JAKARTA, KOMPAS.com - Badan Gizi Nasional (BGN) mengatakan tiap Satuan Pelayanan Pemenuhan Gizi (SPPG) mendapat alokasi Rp 500 juta untuk menjalankan program Makan Bergizi Gratis (MBG).
“BGN hadir menghadirkan pola baru, di mana 93 persen dana BGN itu disalurkan langsung ke SPPG-SPPG. Jadi, kalau ada dana Rp 268 triliun, kurang lebih Rp 240 triliun uang beredar dari Sabang sampai Merauke, dan setiap hari setiap SPPG menerima Rp 500 juta," ujar Dadan sebagaimana dilansir siaran pers tertulis BGN, Jumat (27/2/2026).
Dadan berbicara dalam acara Sosialisasi Regulasi Kepegawaian di lingkungan Badan Gizi Nasional, di Jakarta, Rabu (25/2/2026).
Baca juga: PDI-P Ancam Sanksi Kader yang Jadikan Program MBG Lahan Proyek
Saat ini, BGN memiliki 24.122 SPPG alias dapur MBG.
Anggaran MBG untuk 2026 adalah Rp 268 triliun dan sebagian besar disalurkan ke dapur-dapur MBG.
"Saya kira ini adalah model baru, tidak ada satu rupiah pun uang yang disalurkan dari pusat ke daerah (pemda),” kata Dadan.
Baca juga: BGN Minta SPPG Putus Kerja Sama dengan Mitra Mark Up Harga Bahan Baku MBG
Anggaran MBG jamin sektor produksi lokalBGN menjelaskan uang yang telah beredar dari Sabang sampai Merauke hingga hari ini mencapai kurang lebih Rp 36 triliun.
Dadan menyampaikan bahwa kebijakan ini juga memberikan dampak langsung terhadap sektor produksi lokal.
Dalam Program Makan Bergizi Gratis (MBG), produk-produk lokal dijamin penyerapannya oleh BGN. Hal ini menciptakan kepastian pasar bagi para petani dan pelaku usaha daerah.
“Belum pernah terjadi dalam era mana pun, produksi lokal dijamin penyerapannya oleh negara seperti sekarang. Tidak heran jika ada petani wortel di Nusa Tenggara Timur yang senang karena harga wortelnya bisa naik hingga tiga kali lipat,” jelasnya.
Kenaikan serapan hasil produksi tersebut berdampak pada peningkatan Nilai Tukar Petani (NTP).
Ia menyebutkan bahwa rata-rata NTP saat ini mencapai angka 125, meningkat dari sebelumnya sekitar 102. Jika NTP berada pada kisaran 100–102, hasil produksi petani hanya cukup untuk kebutuhan hidup tanpa ruang untuk investasi.
Namun, dengan capaian 125, petani memiliki ruang 25 poin untuk investasi dan peningkatan kesejahteraan keluarga.
“Saya yakin dengan program MBG ini, Nilai Tukar Petani akan bisa naik hingga 150," ujar Dadan.
Kepala BGN juga menekankan bahwa perputaran uang dalam jumlah besar pada awal tahun merupakan hal yang belum pernah terjadi sebelumnya di Indonesia.
Pada tahun lalu, pemerintah menggelontorkan stimulus ekonomi sebesar Rp 37 triliun pada triwulan pertama yang mendorong pertumbuhan ekonomi sebesar 4,7 persen.
Tahun ini, hingga Maret saja, peredaran dana BGN diprediksi mencapai Rp62 triliun. Demikian menurut keterangan BGN.

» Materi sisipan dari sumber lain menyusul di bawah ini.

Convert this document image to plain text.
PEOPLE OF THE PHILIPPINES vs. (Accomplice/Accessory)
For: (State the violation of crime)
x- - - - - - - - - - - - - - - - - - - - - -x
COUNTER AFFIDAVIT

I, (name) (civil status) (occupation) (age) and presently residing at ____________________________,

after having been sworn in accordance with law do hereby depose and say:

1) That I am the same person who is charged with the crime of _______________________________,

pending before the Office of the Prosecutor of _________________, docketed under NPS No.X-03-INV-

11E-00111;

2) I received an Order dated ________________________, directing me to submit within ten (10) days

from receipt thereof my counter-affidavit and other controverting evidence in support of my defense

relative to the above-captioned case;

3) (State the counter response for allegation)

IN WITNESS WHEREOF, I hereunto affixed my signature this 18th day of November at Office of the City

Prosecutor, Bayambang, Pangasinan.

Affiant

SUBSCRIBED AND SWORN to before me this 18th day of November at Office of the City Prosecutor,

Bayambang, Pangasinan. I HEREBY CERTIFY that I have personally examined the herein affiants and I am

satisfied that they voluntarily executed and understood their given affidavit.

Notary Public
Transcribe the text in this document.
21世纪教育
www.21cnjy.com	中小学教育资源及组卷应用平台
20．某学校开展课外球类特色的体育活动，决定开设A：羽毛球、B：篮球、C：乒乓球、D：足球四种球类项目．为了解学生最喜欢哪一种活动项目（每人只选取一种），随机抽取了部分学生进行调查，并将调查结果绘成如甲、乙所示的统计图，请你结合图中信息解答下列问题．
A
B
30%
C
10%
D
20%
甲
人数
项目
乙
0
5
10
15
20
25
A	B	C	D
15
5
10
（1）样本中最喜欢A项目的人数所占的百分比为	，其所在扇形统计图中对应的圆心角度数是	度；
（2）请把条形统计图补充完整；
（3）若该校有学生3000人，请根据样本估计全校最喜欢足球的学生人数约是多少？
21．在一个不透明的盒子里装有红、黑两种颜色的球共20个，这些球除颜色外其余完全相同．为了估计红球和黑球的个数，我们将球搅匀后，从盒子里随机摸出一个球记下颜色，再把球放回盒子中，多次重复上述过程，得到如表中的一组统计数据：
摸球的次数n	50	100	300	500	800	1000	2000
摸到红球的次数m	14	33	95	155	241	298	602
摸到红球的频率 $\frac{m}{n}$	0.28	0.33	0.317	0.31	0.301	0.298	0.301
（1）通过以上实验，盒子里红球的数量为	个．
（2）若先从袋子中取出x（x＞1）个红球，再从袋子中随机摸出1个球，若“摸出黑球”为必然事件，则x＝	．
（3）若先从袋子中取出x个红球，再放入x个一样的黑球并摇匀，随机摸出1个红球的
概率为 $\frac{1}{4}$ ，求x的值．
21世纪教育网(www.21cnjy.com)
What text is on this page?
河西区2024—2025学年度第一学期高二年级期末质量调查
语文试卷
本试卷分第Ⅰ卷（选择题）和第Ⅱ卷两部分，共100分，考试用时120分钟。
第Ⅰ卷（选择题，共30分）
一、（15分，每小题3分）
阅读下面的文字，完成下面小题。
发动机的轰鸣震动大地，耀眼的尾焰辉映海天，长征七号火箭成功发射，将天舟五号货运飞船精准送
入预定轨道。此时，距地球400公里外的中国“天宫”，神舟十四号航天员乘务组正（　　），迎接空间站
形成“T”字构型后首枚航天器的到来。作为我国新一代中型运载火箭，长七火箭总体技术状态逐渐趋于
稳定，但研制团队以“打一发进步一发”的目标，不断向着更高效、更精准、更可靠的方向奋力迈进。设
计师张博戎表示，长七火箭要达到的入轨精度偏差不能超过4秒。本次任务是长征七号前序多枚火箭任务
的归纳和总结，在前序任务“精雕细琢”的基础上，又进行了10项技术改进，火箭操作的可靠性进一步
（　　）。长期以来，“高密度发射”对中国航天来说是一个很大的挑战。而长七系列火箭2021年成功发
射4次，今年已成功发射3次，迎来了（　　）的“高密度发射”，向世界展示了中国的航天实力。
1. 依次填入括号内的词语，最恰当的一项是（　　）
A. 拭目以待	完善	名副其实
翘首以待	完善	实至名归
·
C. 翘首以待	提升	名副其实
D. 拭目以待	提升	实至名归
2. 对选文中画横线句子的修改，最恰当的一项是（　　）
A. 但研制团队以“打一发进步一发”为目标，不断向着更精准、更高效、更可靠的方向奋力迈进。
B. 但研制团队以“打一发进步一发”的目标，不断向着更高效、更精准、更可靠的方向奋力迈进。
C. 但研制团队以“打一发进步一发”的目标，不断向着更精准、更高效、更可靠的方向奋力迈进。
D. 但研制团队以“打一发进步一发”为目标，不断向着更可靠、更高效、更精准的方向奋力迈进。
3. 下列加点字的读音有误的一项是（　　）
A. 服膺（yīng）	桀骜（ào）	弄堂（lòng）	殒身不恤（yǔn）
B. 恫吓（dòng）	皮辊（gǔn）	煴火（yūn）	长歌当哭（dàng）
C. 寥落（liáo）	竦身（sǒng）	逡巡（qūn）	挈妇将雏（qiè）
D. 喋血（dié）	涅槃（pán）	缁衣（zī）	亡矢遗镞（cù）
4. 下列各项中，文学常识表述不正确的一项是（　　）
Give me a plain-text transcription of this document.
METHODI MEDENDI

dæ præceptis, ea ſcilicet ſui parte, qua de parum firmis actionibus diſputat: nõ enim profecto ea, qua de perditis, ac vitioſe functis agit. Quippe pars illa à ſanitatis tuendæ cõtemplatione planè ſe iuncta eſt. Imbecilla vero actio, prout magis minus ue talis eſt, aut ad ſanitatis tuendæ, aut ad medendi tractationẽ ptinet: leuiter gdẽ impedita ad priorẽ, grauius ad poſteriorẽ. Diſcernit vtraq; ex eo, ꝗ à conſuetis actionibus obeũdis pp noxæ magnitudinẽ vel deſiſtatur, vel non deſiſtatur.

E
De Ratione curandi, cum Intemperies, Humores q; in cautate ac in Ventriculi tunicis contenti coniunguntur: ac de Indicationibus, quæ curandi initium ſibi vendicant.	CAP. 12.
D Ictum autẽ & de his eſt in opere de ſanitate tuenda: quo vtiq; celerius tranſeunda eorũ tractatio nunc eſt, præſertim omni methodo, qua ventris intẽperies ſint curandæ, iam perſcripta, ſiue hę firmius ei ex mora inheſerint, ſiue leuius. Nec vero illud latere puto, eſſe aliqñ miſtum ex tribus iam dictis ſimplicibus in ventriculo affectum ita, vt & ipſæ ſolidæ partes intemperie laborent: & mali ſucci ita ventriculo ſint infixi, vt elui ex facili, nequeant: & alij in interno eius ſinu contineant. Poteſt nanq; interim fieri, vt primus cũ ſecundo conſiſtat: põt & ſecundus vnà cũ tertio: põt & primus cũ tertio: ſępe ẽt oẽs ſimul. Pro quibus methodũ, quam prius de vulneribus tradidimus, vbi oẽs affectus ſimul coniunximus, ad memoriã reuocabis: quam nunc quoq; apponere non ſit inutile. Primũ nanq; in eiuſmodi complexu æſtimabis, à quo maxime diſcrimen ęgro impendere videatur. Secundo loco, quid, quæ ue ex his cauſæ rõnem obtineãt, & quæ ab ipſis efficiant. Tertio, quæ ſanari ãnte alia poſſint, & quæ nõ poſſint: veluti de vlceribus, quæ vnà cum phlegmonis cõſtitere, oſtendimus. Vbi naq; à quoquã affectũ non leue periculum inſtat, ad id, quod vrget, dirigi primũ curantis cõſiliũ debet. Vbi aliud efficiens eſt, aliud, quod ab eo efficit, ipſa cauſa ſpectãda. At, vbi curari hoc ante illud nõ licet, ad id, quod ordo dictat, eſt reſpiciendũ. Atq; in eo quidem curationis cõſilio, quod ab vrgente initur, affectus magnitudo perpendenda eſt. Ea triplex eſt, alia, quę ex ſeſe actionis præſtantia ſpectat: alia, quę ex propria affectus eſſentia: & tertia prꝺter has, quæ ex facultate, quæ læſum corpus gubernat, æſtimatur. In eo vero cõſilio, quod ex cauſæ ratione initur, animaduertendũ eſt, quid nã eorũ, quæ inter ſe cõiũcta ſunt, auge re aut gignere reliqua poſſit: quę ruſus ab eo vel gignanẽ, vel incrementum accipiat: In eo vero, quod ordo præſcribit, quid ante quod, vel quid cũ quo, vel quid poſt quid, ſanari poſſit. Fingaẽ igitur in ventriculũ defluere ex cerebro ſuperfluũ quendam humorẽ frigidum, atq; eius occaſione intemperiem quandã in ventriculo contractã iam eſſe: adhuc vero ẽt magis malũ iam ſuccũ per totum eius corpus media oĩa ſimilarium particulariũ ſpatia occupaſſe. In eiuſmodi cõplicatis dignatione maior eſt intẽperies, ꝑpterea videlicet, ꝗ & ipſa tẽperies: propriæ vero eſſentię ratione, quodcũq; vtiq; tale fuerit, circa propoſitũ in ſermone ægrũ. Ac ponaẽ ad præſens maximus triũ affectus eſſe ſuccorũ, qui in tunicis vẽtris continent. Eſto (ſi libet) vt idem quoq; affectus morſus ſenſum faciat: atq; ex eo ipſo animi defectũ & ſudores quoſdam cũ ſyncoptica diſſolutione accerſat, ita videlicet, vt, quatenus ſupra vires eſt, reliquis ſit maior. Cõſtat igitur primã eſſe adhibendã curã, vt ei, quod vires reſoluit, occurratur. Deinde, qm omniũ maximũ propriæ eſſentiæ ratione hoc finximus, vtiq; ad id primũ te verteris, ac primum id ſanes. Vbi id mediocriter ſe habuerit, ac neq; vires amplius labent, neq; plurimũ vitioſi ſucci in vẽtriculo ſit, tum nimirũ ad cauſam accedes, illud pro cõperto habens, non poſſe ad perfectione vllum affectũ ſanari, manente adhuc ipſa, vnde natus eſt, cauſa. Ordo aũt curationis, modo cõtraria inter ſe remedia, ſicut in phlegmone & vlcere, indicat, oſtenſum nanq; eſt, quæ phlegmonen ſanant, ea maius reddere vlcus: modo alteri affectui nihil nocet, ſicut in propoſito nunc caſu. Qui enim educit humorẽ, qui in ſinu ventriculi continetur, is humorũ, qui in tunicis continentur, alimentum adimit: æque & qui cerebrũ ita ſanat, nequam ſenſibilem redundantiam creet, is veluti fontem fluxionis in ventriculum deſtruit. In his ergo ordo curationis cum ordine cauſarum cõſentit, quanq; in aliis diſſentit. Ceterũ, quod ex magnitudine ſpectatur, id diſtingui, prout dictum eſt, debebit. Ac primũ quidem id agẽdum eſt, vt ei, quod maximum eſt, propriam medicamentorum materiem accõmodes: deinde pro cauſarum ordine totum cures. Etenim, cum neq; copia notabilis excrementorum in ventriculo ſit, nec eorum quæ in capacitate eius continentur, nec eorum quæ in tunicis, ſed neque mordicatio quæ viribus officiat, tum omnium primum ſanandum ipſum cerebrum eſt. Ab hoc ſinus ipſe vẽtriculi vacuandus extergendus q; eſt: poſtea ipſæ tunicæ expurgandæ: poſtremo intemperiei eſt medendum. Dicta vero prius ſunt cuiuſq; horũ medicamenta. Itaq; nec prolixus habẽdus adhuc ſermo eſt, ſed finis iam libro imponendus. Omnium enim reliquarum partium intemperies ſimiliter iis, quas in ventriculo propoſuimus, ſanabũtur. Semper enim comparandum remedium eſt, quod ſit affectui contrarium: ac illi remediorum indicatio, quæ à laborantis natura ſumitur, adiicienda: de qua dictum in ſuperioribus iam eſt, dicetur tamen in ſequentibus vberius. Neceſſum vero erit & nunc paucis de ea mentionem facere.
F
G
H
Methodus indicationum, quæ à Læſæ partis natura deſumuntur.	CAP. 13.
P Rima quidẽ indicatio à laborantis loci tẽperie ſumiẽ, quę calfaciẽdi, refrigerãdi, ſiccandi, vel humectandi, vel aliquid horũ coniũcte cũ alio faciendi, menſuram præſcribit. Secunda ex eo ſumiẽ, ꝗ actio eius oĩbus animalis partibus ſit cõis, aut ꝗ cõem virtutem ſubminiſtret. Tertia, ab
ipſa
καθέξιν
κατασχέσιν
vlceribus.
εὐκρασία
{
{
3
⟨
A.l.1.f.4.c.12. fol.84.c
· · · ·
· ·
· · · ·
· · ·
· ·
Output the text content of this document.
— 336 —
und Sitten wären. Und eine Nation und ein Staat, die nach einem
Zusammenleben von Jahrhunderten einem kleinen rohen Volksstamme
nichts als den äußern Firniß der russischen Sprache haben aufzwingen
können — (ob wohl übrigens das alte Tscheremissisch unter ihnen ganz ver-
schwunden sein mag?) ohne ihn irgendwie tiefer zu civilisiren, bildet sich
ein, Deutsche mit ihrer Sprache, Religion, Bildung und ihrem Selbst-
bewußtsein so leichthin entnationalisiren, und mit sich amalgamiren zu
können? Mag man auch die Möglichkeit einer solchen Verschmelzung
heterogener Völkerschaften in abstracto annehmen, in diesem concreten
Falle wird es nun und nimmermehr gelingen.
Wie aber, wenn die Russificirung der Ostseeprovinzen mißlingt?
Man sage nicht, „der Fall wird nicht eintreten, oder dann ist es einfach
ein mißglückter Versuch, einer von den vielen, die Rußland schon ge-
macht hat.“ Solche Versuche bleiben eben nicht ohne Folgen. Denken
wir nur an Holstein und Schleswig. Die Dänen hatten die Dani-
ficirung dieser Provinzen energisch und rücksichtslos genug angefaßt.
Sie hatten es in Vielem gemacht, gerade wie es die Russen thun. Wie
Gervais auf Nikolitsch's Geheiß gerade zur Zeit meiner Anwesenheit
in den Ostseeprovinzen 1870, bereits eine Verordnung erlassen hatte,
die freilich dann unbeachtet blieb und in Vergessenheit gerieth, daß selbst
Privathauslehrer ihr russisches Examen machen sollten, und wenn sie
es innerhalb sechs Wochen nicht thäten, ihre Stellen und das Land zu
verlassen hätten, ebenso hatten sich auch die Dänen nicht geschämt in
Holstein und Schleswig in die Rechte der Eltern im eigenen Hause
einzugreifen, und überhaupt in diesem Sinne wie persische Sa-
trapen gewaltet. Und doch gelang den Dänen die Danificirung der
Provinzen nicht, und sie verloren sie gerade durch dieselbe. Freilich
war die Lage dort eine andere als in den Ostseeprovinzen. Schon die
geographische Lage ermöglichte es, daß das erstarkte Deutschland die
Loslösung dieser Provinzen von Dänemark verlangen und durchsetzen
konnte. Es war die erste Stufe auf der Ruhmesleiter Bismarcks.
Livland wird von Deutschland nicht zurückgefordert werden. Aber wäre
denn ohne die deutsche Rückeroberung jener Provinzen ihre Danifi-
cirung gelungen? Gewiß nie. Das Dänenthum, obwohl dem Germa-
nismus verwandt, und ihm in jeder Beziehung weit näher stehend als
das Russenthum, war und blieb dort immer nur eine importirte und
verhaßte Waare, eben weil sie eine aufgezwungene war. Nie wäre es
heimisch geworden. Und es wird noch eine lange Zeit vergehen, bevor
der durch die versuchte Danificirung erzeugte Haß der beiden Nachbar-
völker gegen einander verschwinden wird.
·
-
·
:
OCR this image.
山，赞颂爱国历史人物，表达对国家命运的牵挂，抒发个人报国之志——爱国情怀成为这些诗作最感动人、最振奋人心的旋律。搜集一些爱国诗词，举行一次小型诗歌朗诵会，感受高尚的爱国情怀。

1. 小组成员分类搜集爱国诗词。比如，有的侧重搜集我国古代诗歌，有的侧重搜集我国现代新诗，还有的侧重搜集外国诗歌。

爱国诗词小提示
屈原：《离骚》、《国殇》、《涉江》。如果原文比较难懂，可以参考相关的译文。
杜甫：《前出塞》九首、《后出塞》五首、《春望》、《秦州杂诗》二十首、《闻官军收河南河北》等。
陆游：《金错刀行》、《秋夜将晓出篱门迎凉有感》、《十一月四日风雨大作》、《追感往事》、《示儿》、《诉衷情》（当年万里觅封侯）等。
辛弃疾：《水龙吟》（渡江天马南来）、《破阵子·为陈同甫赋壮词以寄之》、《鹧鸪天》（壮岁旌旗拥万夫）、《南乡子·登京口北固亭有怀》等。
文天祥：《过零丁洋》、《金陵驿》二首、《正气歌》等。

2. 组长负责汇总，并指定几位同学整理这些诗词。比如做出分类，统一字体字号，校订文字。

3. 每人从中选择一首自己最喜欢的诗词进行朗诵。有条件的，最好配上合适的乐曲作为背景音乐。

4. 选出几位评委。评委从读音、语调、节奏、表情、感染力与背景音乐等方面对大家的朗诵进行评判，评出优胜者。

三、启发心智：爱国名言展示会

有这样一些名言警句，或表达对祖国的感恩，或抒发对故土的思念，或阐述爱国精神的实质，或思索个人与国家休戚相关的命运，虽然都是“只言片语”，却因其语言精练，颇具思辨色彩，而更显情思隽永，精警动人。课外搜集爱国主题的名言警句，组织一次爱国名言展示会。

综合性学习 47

Dengan besarnya peredaran dana tersebut, ia menilai bahwa apa yang dilakukan BGN telah menjadi stimulus ekonomi yang signifikan.
Banyak pelaku usaha melaporkan bahwa likuiditas di lapangan kini lebih mudah ditemukan karena perputaran uang yang masif dan merata.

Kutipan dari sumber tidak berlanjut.